Personal shopper
|d’Olivier Assayas, 2016, ****
Olivier Assayas et Yorick le Saux qui filment Kristen Stewart : la recette pourrait vaguement rappeler leur excellent film précédent. Pourtant, bien que conçu, filmé, réalisé et monté par les mêmes personnes, Personal shopper n’a absolument rien à voir avec Sils Maria : là où celui-ci ignorait totalement les hommes, celui-là repose sur deux mâles.
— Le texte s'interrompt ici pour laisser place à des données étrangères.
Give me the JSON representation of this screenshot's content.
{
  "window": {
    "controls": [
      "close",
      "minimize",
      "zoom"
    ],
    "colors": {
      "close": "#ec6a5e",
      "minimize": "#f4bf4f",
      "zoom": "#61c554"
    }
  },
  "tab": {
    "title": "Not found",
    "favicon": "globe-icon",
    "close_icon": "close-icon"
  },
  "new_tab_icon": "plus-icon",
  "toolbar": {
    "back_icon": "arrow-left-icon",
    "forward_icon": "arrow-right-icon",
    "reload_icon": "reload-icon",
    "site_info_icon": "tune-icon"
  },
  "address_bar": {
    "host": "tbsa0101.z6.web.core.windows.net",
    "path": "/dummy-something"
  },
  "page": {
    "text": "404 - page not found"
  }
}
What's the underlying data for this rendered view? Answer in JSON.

Simples jouets décoratifs tournant autour des femmes il y a deux ans, les hommes sont maintenant au pouvoir : l’un est une inspiration, une motivation, une obsession même pour sa sœur, et ce alors qu’il est mort depuis quelques mois ; l’autre est prédateur, inquiétant et dangereux sous un abord délicatement détaché.
Cela n’empêche que l’essentiel du casting est féminin et que le film raconte, avant tout, les névroses et les obsessions d’une femme dont le frère vient de mourir. Médium, elle attend un « signe » du disparu et, en attendant, gagne sa vie en faisant les courses pour une starlette qui n’a pas le temps de renouveler elle-même sa garde-robe.
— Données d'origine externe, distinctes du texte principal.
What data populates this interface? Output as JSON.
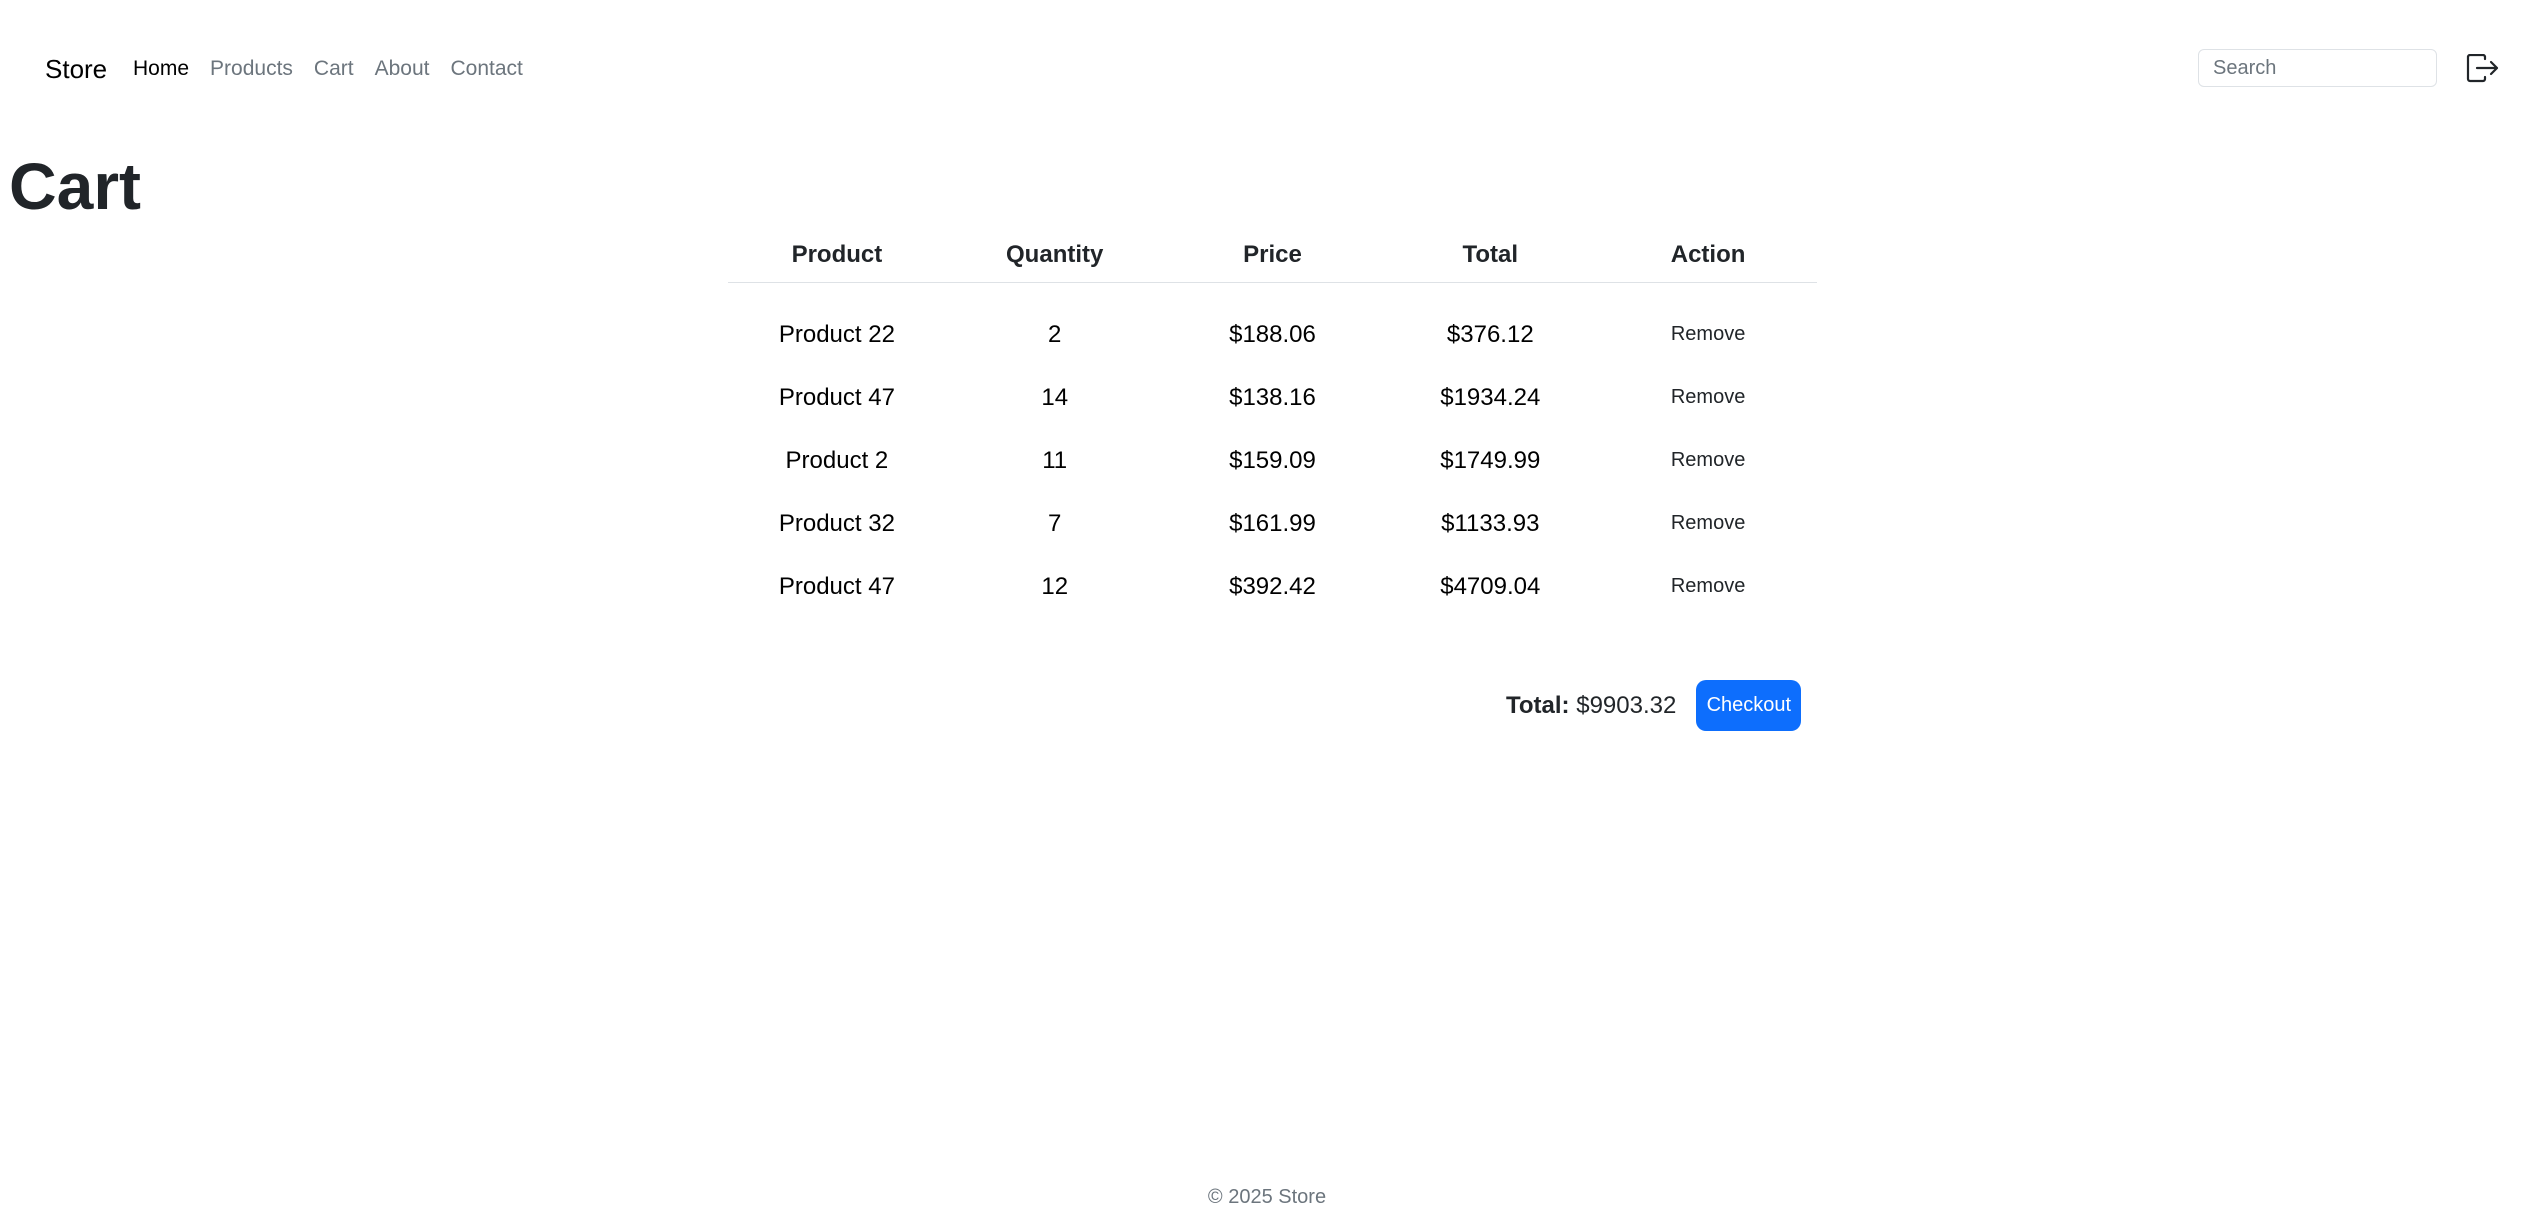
{
  "navbar": {
    "brand": "Store",
    "links": [
      {
        "label": "Home",
        "active": true
      },
      {
        "label": "Products",
        "active": false
      },
      {
        "label": "Cart",
        "active": false
      },
      {
        "label": "About",
        "active": false
      },
      {
        "label": "Contact",
        "active": false
      }
    ],
    "search_placeholder": "Search",
    "logout_icon": "logout-icon"
  },
  "page": {
    "title": "Cart"
  },
  "table": {
    "headers": [
      "Product",
      "Quantity",
      "Price",
      "Total",
      "Action"
    ],
    "rows": [
      {
        "product": "Product 22",
        "quantity": "2",
        "price": "$188.06",
        "total": "$376.12",
        "action": "Remove"
      },
      {
        "product": "Product 47",
        "quantity": "14",
        "price": "$138.16",
        "total": "$1934.24",
        "action": "Remove"
      },
      {
        "product": "Product 2",
        "quantity": "11",
        "price": "$159.09",
        "total": "$1749.99",
        "action": "Remove"
      },
      {
        "product": "Product 32",
        "quantity": "7",
        "price": "$161.99",
        "total": "$1133.93",
        "action": "Remove"
      },
      {
        "product": "Product 47",
        "quantity": "12",
        "price": "$392.42",
        "total": "$4709.04",
        "action": "Remove"
      }
    ]
  },
  "summary": {
    "total_label": "Total:",
    "total_value": "$9903.32",
    "checkout_label": "Checkout"
  },
  "footer": {
    "text": "© 2025 Store"
  },
  "colors": {
    "primary": "#0d6efd",
    "muted": "#6c757d",
    "text": "#212529"
  }
}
Le reste n’est pas vraiment racontable. C’est une suite de scènes, alternant la vie quotidienne, la frustrante réalité d’un travail que tant d’autres considèrent comme un loisir, les nuits d’angoisse dans la maison vide du disparu, les rencontres avec l’amant de l’employeuse ou la veuve du mort, les échanges de messages avec un inconnu, et les nuits d’alcool dans la maison vide de l’employeuse. Tout est dans l’ambiance, l’attente, le travail pour permettre l’attente, les distractions pour oublier l’attente. C’est évidemment une histoire de fantôme, mais pas juste de l’esprit du disparu : la vie, le travail, la motivation, les espoirs, la civilisation et la société moderne, tout cela est également réduit à l’état spectral, et l’héroïne semble parfois elle-même n’être que son propre fantôme.
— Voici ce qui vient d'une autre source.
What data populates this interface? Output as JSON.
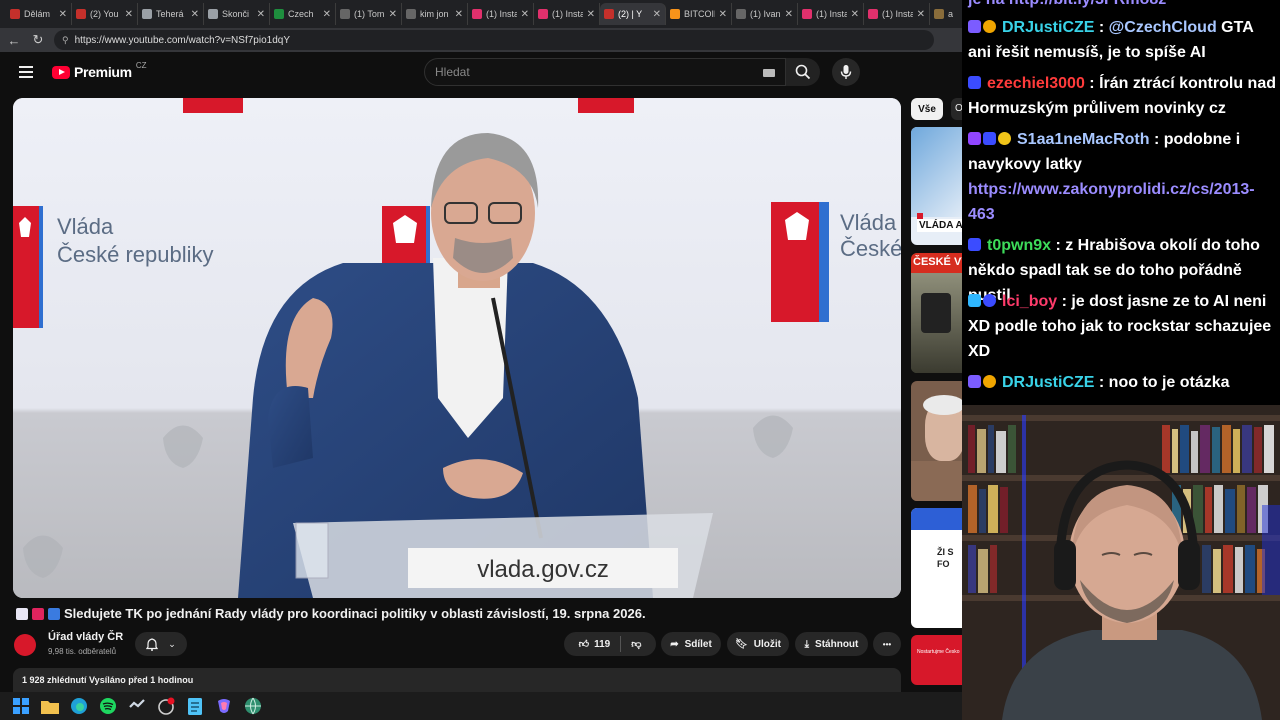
{
  "browser": {
    "tabs": [
      {
        "label": "Dělám",
        "color": "#c4302b"
      },
      {
        "label": "(2) You",
        "color": "#c4302b"
      },
      {
        "label": "Teherá",
        "color": "#9aa0a6"
      },
      {
        "label": "Skonči",
        "color": "#9aa0a6"
      },
      {
        "label": "Czech",
        "color": "#1e8e3e"
      },
      {
        "label": "(1) Tom",
        "color": "#666666"
      },
      {
        "label": "kim jon",
        "color": "#666666"
      },
      {
        "label": "(1) Insta",
        "color": "#e1306c"
      },
      {
        "label": "(1) Insta",
        "color": "#e1306c"
      },
      {
        "label": "(2) | Y",
        "color": "#c4302b",
        "active": true
      },
      {
        "label": "BITCOIN",
        "color": "#f7931a"
      },
      {
        "label": "(1) Ivan",
        "color": "#666666"
      },
      {
        "label": "(1) Insta",
        "color": "#e1306c"
      },
      {
        "label": "(1) Insta",
        "color": "#e1306c"
      },
      {
        "label": "a",
        "color": "#8a6d3b"
      }
    ],
    "tab_close": "✕",
    "url": "https://www.youtube.com/watch?v=NSf7pio1dqY"
  },
  "youtube": {
    "logo_text": "Premium",
    "logo_region": "CZ",
    "search_placeholder": "Hledat",
    "video": {
      "sign_line1": "Vláda",
      "sign_line2": "České republiky",
      "podium_text": "vlada.gov.cz"
    },
    "title": "Sledujete TK po jednání Rady vlády pro koordinaci politiky v oblasti závislostí, 19. srpna 2026.",
    "channel_name": "Úřad vlády ČR",
    "subscribers": "9,98 tis. odběratelů",
    "likes": "119",
    "share_label": "Sdílet",
    "save_label": "Uložit",
    "download_label": "Stáhnout",
    "more_label": "•••",
    "views_line": "1 928 zhlédnutí  Vysíláno před 1 hodinou",
    "chips": [
      "Vše",
      "O"
    ],
    "rec_thumb_texts": [
      "VLÁDA A",
      "ČESKÉ VY",
      "ŽI S FO",
      "Nostartujme Česko"
    ]
  },
  "chat": {
    "top_partial": "je na http://bit.ly/3FRmo8z",
    "messages": [
      {
        "user": "DRJustiCZE",
        "user_color": "#39d3e8",
        "text": "@CzechCloud GTA ani řešit nemusíš, je to spíše AI",
        "mention": "@CzechCloud",
        "badges": [
          "#7b5cff",
          "#f0a500"
        ]
      },
      {
        "user": "ezechiel3000",
        "user_color": "#ff3b3b",
        "text": "Írán ztrácí kontrolu nad Hormuzským průlivem novinky cz",
        "badges": [
          "#3b4cff"
        ]
      },
      {
        "user": "S1aa1neMacRoth",
        "user_color": "#a9c7ff",
        "text": "podobne i navykovy latky",
        "link": "https://www.zakonyprolidi.cz/cs/2013-463",
        "badges": [
          "#9146ff",
          "#3b4cff",
          "#f0c419"
        ]
      },
      {
        "user": "t0pwn9x",
        "user_color": "#3ddc5a",
        "text": "z Hrabišova okolí do toho někdo spadl tak se do toho pořádně pustil",
        "badges": [
          "#3b4cff"
        ]
      },
      {
        "user": "lci_boy",
        "user_color": "#ff3b6b",
        "text": "je dost jasne ze to AI neni XD podle toho jak to rockstar schazujee XD",
        "badges": [
          "#2fb7ff",
          "#3b4cff"
        ]
      },
      {
        "user": "DRJustiCZE",
        "user_color": "#39d3e8",
        "text": "noo to je otázka",
        "badges": [
          "#7b5cff",
          "#f0a500"
        ]
      }
    ]
  },
  "taskbar": {
    "icons": [
      "windows-start",
      "file-explorer",
      "edge",
      "spotify",
      "steam",
      "discord",
      "notepad",
      "copilot",
      "network"
    ]
  }
}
Ce qui nous mène à une question inévitable : est-ce chiant ? On va pas se mentir, ça doit pouvoir l’être. Objectivement, le film est vain, le script tient sur une page, et Assayas joue sur les silences, le vide et la langueur pour saisir l’esprit de son personnage.
Oui, mais.
Il est possible d’être sensible à certains échos, à certaines mimiques, à certaines intonations. Il est possible d’être touché par ce vide et cette langueur. Il est possible de trouver fascinant cet ennui, qui progresse par petites touches plus ou moins inquiétantes vers un « cut » final certes prévisible, mais parfait.
En tout cas, ce film m’a touché, quelque part, à un niveau assez personnel pour que je le trouve très réussi.